Other Fusarium metabolites

Other important Fusarium metabolites due to their prevalence (>70%) in the samples and known toxicological relevance include culmorin and aurofusarin (Table S1). Culmorin co-occurred with DON in all culmorin positive samples. This supports the reports of Ghebremeskel and Langseth (2001) who traced high concentration of the culmorin in wheat sample to the high level of DON during co-occurrence. Aurofusarin, a metabolite of F. graminearum, contaminated 93% of the wheat samples at concentrations up to 646 μg/kg. Very recently, it was demonstrated that aurofusarin exhibits pronounced cytotoxicity in Caco-2 cells. Combinations of several other mycotoxins with aurofusarin showed additive effects (Vejdovszky et al. 2016).

Conclusion

This mini-survey with limited sample size suggests that wheat grains available in Nigeria may be contaminated by diverse fungi and consequently, an array of mycotoxins, with the trichothecene DON dominating.

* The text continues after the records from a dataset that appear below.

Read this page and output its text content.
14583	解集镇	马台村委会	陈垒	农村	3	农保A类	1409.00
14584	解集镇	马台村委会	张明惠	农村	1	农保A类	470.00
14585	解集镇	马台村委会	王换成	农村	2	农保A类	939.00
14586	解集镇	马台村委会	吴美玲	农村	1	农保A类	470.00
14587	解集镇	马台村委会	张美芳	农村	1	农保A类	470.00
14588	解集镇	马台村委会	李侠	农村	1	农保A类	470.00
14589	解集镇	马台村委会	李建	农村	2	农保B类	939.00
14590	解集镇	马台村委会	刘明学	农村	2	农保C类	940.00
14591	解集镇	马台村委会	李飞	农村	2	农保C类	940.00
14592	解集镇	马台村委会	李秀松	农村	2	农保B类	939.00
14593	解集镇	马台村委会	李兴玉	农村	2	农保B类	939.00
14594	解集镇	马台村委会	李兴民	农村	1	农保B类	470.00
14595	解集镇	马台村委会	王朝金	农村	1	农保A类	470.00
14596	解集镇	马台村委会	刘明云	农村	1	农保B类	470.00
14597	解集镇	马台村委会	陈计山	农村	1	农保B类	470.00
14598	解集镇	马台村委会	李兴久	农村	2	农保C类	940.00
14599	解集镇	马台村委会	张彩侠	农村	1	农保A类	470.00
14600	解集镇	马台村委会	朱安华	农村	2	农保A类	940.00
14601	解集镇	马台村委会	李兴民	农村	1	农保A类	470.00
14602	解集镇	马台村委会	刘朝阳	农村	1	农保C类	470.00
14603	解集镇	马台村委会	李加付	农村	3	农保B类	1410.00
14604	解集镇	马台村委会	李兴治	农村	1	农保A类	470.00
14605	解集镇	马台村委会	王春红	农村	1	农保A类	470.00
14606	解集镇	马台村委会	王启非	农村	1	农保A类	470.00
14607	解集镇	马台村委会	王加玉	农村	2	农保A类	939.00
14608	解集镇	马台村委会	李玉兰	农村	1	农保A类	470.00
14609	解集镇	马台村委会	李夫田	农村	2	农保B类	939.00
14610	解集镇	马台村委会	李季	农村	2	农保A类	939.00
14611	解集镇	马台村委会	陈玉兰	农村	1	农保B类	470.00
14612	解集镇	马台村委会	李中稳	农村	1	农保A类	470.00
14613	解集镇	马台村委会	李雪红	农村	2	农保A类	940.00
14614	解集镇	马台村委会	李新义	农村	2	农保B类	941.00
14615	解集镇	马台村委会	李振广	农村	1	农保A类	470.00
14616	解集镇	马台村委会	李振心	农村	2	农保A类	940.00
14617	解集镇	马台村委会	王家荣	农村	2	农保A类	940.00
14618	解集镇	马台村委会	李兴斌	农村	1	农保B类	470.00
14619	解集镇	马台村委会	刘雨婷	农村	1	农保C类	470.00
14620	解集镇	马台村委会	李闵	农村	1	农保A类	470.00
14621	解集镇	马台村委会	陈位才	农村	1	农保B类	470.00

Considering that wheat grains undergo processing which include seed coat removal and milling, two processes that are capable of reducing mycotoxin levels, the concentrations of single mycotoxin found in this study may not necessarily pose a threat. However, a potential source of concern to human and animal health may be potential combinatory (additive/synergistic) effects due to co-occurrence of mycotoxins/metabolites whereof many have not been characterized properly so far. Efforts should therefore be put in place to monitor mycotoxin levels in wheat grains and their finished products sold in markets across the country.